Gallop Report 2010 highlights Social Well-being is one of the 5 essential elements of wellbeing. They reported “Our research revealed that 30% of employees have a best friend at work. Those who do are seven times as likely to be engaged in their jobs, are better at engaging customers, produce higher quality work, have higher well-being, and are less likely to get injured on the job. In sharp contrast, those without a best friend in the workplace have just a 1 in 12 chance of being engaged.”

David Burkus writing in the Harvard Business Review  in 2017 highlighted “Multiplex relationships, driven by having a lot of coworkers who eventually developed into friends, significantly increased employees’ performance, as judged by their supervisor.

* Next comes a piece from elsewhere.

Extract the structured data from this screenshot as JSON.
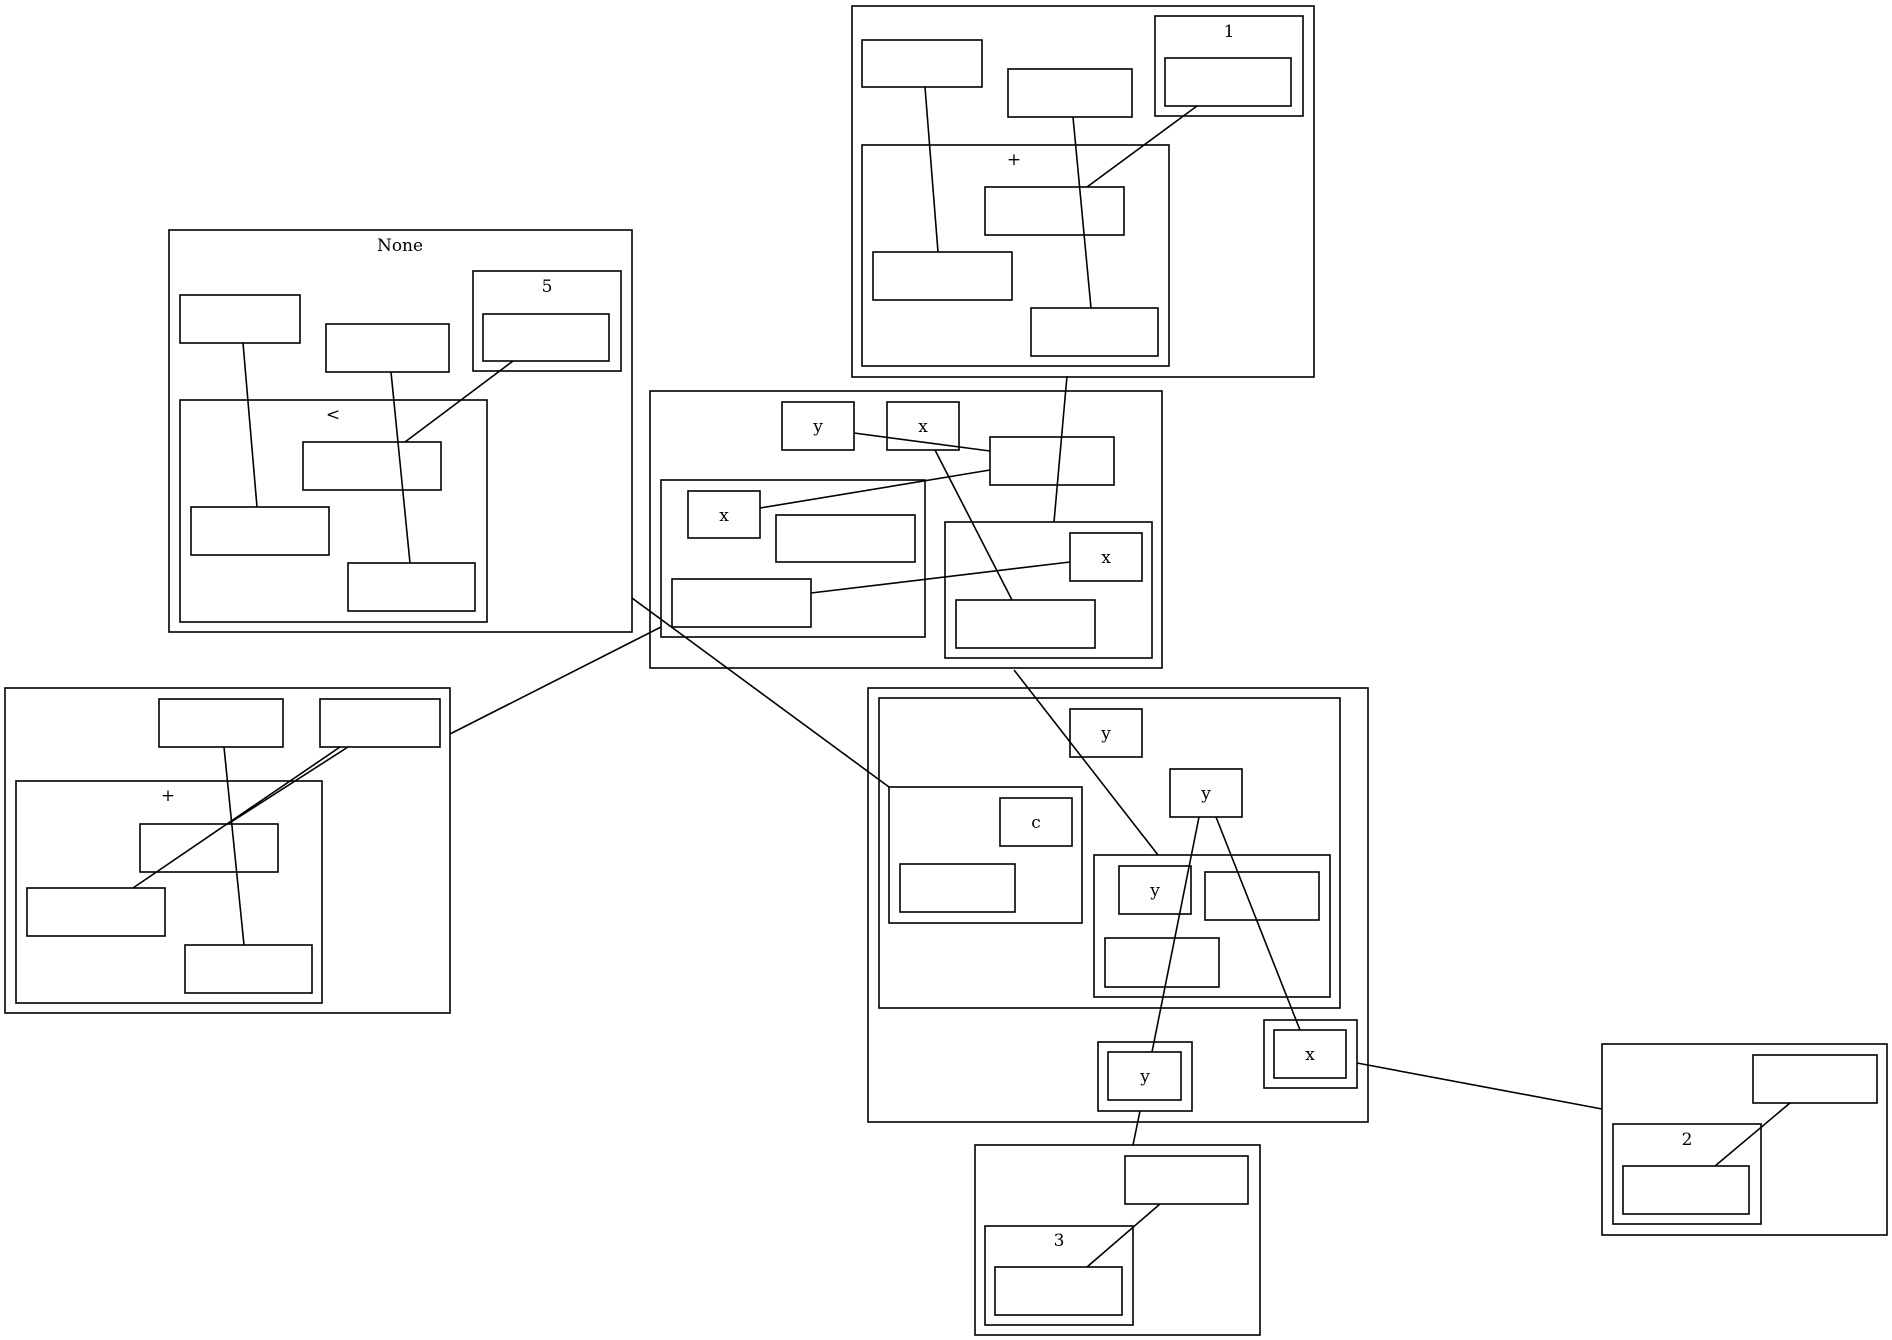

One possible reason for this was people seeking advice. If you have friends in the company, it’s far easier to ask for help without fearing you’ll be judged a poor performer. In addition, having friends in the company, especially if they work in other departments, gives you access to information through informal networks you might not otherwise get.”

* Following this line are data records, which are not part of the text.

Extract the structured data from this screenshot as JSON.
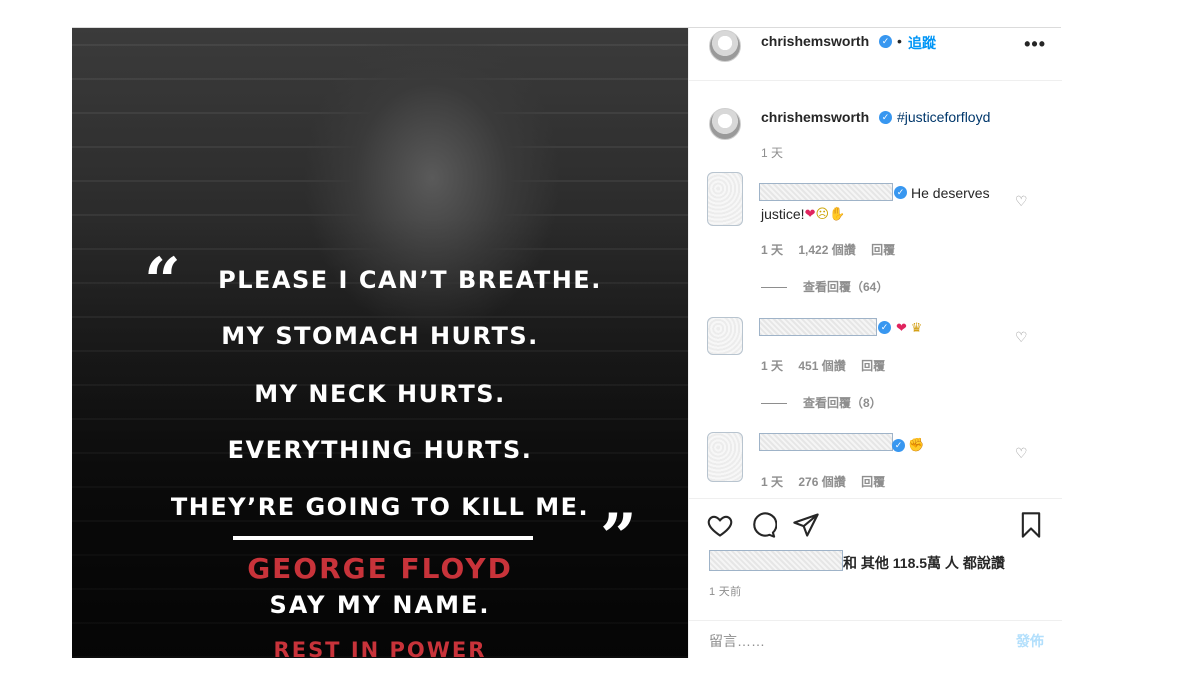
{
  "image": {
    "quote_lines": [
      "PLEASE I CAN’T BREATHE.",
      "MY STOMACH HURTS.",
      "MY NECK HURTS.",
      "EVERYTHING HURTS.",
      "THEY’RE GOING TO KILL ME."
    ],
    "open_quote": "“",
    "close_quote": "”",
    "name": "GEORGE FLOYD",
    "say_name": "SAY MY NAME.",
    "rest": "REST IN POWER"
  },
  "header": {
    "username": "chrishemsworth",
    "dot": "•",
    "follow_label": "追蹤",
    "more": "•••"
  },
  "caption": {
    "username": "chrishemsworth",
    "text": "#justiceforfloyd",
    "time": "1 天"
  },
  "comments": [
    {
      "text_line1": "He deserves",
      "text_line2": "justice!",
      "time": "1 天",
      "likes": "1,422 個讚",
      "reply": "回覆",
      "view_replies": "查看回覆（64）"
    },
    {
      "time": "1 天",
      "likes": "451 個讚",
      "reply": "回覆",
      "view_replies": "查看回覆（8）"
    },
    {
      "time": "1 天",
      "likes": "276 個讚",
      "reply": "回覆"
    }
  ],
  "likes_summary": "和 其他 118.5萬 人 都說讚",
  "posted_ago": "1 天前",
  "comment_placeholder": "留言……",
  "post_button": "發佈",
  "colors": {
    "accent": "#0095f6",
    "name_red": "#c8333a",
    "verified": "#3897f0"
  },
  "icons": [
    "heart-icon",
    "comment-icon",
    "share-icon",
    "bookmark-icon",
    "verified-badge-icon",
    "more-options-icon"
  ]
}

We know that some of the most creative ideas come from talking to each other at the coffee machine or when chatting whilst waiting for a meeting to start. These conversations are not usually just polite ways to pass the time, they are held between people who enjoy spending time in each other’s company. Friendships are an inevitable outcome of people spending time together regularly if they admire and respect each other for the value they bring to their working life. Some friendships become stronger and people will start to socialise outside of the workplace as well. With the advent of Social Media it has become far easier to stay in touch outside of working hours and to get to know each other on a more personal level leading to richer and longer-lasting attachments.

With all the benefits workplace friendships bring, there will always be negatives that need to be understood, monitored, and sometimes acted upon. Favouritism and nepotism, whilst not necessarily a legal form of discrimination, can be equally damaging on many levels. Employees that are denied opportunity to develop or be part of a workplace project because they are not ‘in favour’ can lead to disengagement and the effort and ideas that they might have brought to the situation will be lost. Productivity and creativity might suffer and ultimately absence and attrition might creep up.

In HR it is important to understand how to manage friendships (yourself), and how to help manage friendships between those that you work with.

Dominique Jones, in an article on The Balance Careers in 2019 titled 5 Ground Rules for Positive Workplace Friendships, explains “Workplace friendships pose challenges that private, social interactions do not experience. You have to strike a balance between your personal needs and the needs of the workplace for harmony and contribution” and poses some ground rules to manage these complex relationships:

  • Manage your boundaries (social interaction v distraction)
  • Include non-friends in work projects
  • Avoid office Gossip
  • Treat every member of your team equally
  • Identify your relationship needs (understanding colleagues’ needs helps to clarify your own role and how you can thrive in it)

Getting the balance between what is a healthy interaction and what becomes a distraction is not an easy task. But, identifying where the boundary lies, and consistently managing to this, can achieve the best of both worlds.

We spend so much of our time at work I am sure most people would prefer to feel happy and motivated and be able to have some fun during that time. So, I propose on 30thJuly make sure you recognise who the people are that make going to work that much more enjoyable and take a moment to appreciate them. And, if you will, commit to doing one small act of kindness to make somebody smile that day. Even better if it is somebody that you have not quite got to know yet – you never know, they could be a friend in the future!